22526 School-Based Vaccination Surveys of Kindergarten Children: The Importance of a Standardized Methodology

Tuesday, April 20, 2010
Grand Hall
Ebony Thomas, MPH , VPD Epidemiologist, Division of Public Health

Background: Annually, school-based surveys are conducted to assess vaccination coverage rates among children entering school.  Currently, these surveys provide the most comprehensive assessment of vaccination coverage rates among kindergarten children because the assessment includes all states.  Using schools as the sampling frame has the advantage of providing coverage estimates in a cohort with close contact and therefore at an increased risk of disease transmission if left unvaccinated. Although all states conduct the kindergarten vaccination surveys, there is no standardized methodology across states.

Setting: U.S. 50 states and the District of Columbia (DC)

Population: Immunization programs in all 50 states and DC were surveyed about their methods for assessing vaccination coverage among kindergarteners.

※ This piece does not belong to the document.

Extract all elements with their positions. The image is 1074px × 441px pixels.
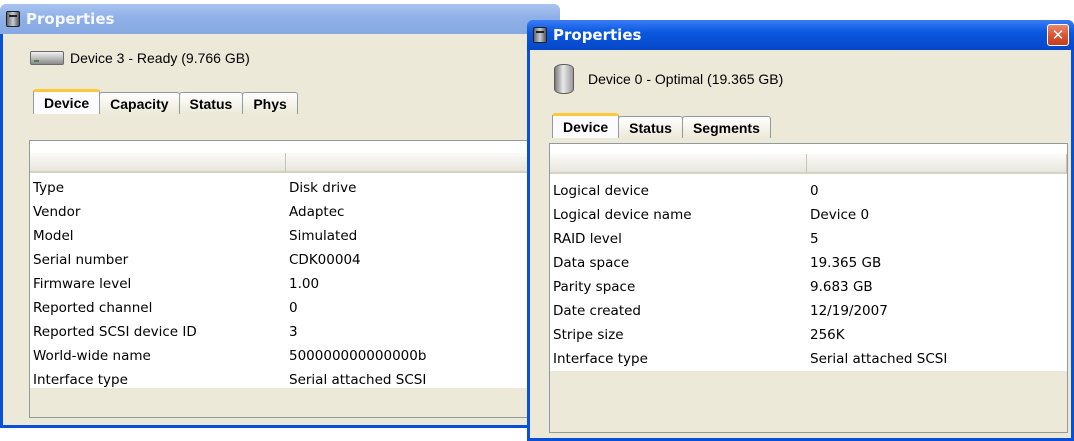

Project Description: Annually, the Centers for Disease Control and Prevention (CDC) requires states and DC to review immunization records of children entering school in the fall, report the methodology used to collect the data and calculate vaccination coverage rates. These data are based on self-reports by the states and DC. The objectives of this poster are to present the current methodologies used by states to conduct their annual school-based vaccination survey and suggest ways to standardize this methodology in order to collect improved school vaccination data.  Standardization includes ensuring that the data source is a provider (physician, clinic, registry) and the methodology across states is comparable in other respects (sampling, timing, etc.). 

Results/Lessons Learned: Methodologies used to conduct school-based vaccination surveys need to be standardized across states and DC to obtain data that is comparable across states.  After reviewing the results, we have been able to identify areas for improvement in order to achieve comparability.  We have also been able to identify barriers for achieving standardized school vaccination assessment methodology across states (e.g., FERPA, resource constraints).